How to Close the Gender Gap
Savarese asked the group “What tactic or new strategy would you want to implement over the next couple of years, short or long term, that you think will help close the gender gap?”
Ward said that closing the gender gap actually begins with the hiring and sourcing process. “To me, that’s figuring out the inherent bias that’s in the writing of job descriptions, and also the writing and coding of the technology that a lot of companies use to sort through applications using AI [artificial intelligence] or using other technologies that pick up key words or contextual information.” She added, “I do think there is a big opportunity to really look at the way in which we are writing and promoting and leveraging data, or technology, or even just the way we are going out to the market to bring in a more diverse candidate pool.”
Gaudio said that at her company communications goes a long way towards closing the gender gap. “I think when you work in a really good team, and you’ve worked with really good people, and you’re trying to work with different perspectives, there’s going to be differences of opinions and handling of things differently than one would want.
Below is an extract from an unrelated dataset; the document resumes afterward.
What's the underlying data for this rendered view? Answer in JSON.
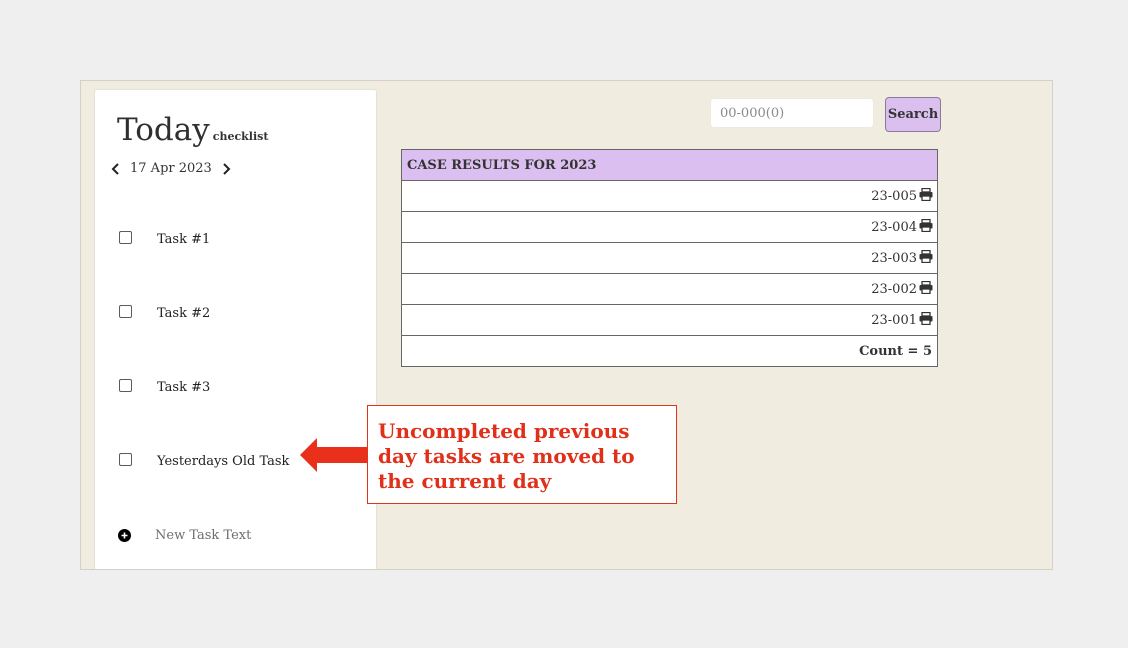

The way that you solve that is educating each other on how we’re going to be treated, and how we’re going to go to a meeting together, and how we’re going to present ideas, and figuring out who should be in that meeting, and why they should be in that meeting, and what is the impact of their meeting. And I think that helps close the gender gap in all sorts of ways.”
Referring to the pay gap that still plagues women in the workplace, she said, “I really think people are talking about pay way more — women, obviously, and people of color, especially because there’s such a discrepancy. But also in states like New York, they’re saying you have to post when you’re recruiting … about what the salary is, which stirs whole other conversations around making things visible and transparent. So policies are going to force us that way. And, as human beings, we should be heading in that direction voluntarily anyway.”
Pietrocola said that, at Momentum, “we’ve actually coined the term ‘care-frontation.’” This is about “confronting a person because you care about that person, and you don’t want to have divisions in that working relationship.” For example, someone could say, “What you said was offensive” or “I don’t understand why this happened.” A lot of us weren’t raised with healthy confrontational skills, she noted, and some are passively aggressive, which doesn’t make for a healthy workplace environment.